Nissan self-driving car begins real-world testing

Nissan has taken its autonomous Leaf prototype to the streets of Japan, making the self-driving car the first to share public roads in the country. The start of the real-world testing Nissan promised back in September, the Leaf navigated through the everyday challenges of a highway, capable of sticking to or changing between lanes, overtaking, and merging.

The drive itself took place near Kanagawa Prefecture's Sagami Robot Industry Special Zone, where some of Japanese industry's more unusual developments are taking place. One of the primary focuses has been on artificially-intelligent life-assist robots, similarly encrusted with sensors like the upgraded Leaf.

For instance, as we found during our own ride-along in the autonomous Leaf prototype back in August, Nissan has built on the existing "Safety Shield" technology its production cars already offer. The full-periphery vision that system uses has been augmented with radar and laser systems, not to mention more cameras, so that it's more aware of the traffic, pedestrians, and other potential hazards around it.

As a result, the car is capable of maintaining a safe distance and speed in its own lane, or overtaking slower traffic if the situation demands it. It can autonomously merge when joining a highway, or take exit lanes, as well as navigate through interchanges. All of that happens with no input from the human occupants.

Those occupants will remain onboard, however, for the foreseeable future. In the first test, Kanagawa Prefecture Governor Yuji Kuroiwa and Nissan Vice Chairman Toshiyuki Shiga were chauffeured, but all of Nissan's real-world trials will have human backup drivers behind the wheel, just as is the case with Google's self-driving car tests underway in the US.

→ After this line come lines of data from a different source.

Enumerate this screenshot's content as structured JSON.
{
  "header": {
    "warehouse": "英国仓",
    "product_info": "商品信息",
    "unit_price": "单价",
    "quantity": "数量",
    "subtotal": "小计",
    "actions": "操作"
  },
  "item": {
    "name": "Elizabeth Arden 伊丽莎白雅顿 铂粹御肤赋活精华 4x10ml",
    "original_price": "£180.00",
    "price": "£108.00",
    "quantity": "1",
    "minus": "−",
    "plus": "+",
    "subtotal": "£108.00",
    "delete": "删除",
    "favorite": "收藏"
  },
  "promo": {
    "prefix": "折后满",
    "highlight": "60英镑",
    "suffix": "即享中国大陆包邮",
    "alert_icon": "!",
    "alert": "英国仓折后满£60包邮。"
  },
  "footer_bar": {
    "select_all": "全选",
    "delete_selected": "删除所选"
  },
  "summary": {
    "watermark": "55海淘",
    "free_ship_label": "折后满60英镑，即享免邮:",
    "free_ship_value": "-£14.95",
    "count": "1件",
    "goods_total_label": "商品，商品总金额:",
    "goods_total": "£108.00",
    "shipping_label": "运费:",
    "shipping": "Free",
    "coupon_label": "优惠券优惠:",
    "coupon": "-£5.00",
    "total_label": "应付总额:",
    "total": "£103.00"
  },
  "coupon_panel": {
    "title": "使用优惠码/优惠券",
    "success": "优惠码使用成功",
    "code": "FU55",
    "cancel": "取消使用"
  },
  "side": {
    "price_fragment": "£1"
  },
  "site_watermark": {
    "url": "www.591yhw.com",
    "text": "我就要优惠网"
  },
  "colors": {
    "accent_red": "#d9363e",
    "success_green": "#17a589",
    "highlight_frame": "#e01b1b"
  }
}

Nissan's goal isn't to necessarily oust all traditional cars from the streets, but pave the way for a more controlled deployment of autonomous vehicles. As R&D chief Carla Bailo told us, trials in situations like elderly communities where on-demand self-driving cars could serve as impromptu taxis are one possibility, as Nissan works toward its goal of a 2020 commercial launch for the technology.